Novo imposto para saúde
Maia falou também sobre a criação de um novo imposto para saúde, como a CSS (Contribuição Social para Saúde), nos moldes da extinta CPMF. O presidente da Câmara afirmou que "há um clima muito contrário à votação de qualquer novo imposto".
"Mas também devemos ter a sensibilidade de discutir alternativas que ajudem a viabilizar novos recursos para a saúde. Concordo com Dilma quando ela diz que precisamos ter gestão, mas também novos recursos que ajudem os programas na área da saúde", disse.
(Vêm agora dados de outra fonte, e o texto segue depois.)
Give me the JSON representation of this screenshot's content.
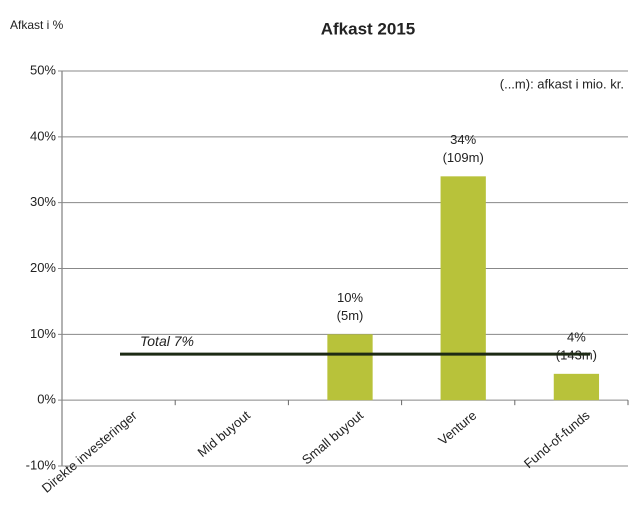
{
  "chart_data": {
    "type": "bar",
    "title": "Afkast 2015",
    "y_label": "Afkast i %",
    "note": "(...m): afkast i mio. kr.",
    "categories": [
      "Direkte investeringer",
      "Mid buyout",
      "Small buyout",
      "Venture",
      "Fund-of-funds"
    ],
    "values": [
      null,
      null,
      10,
      34,
      4
    ],
    "value_labels": [
      null,
      null,
      "10%",
      "34%",
      "4%"
    ],
    "amount_labels": [
      null,
      null,
      "(5m)",
      "(109m)",
      "(143m)"
    ],
    "color": "#b8c23a",
    "total": 7,
    "total_label": "Total 7%",
    "ylim": [
      -10,
      50
    ],
    "yticks": [
      {
        "value": -10,
        "label": "-10%"
      },
      {
        "value": 0,
        "label": "0%"
      },
      {
        "value": 10,
        "label": "10%"
      },
      {
        "value": 20,
        "label": "20%"
      },
      {
        "value": 30,
        "label": "30%"
      },
      {
        "value": 40,
        "label": "40%"
      },
      {
        "value": 50,
        "label": "50%"
      }
    ],
    "grid": true
  }
}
A discussão sobre a criação de um novo imposto para financiar a saúde foi retomada por conta da Emenda 29, que fixa percentuais que devem ser investidos pela União, estados e municípios. O Congresso deve votar o tema no dia 28 de setembro.
"Nós temos de nos debruçar daqui até o dia 28 a cerca do debate da saúde e encontrar alternativas que viabilizem a votação da regulamentação da emenda 29 e recursos que ajudem a melhorar a saúde no país ", defendeu.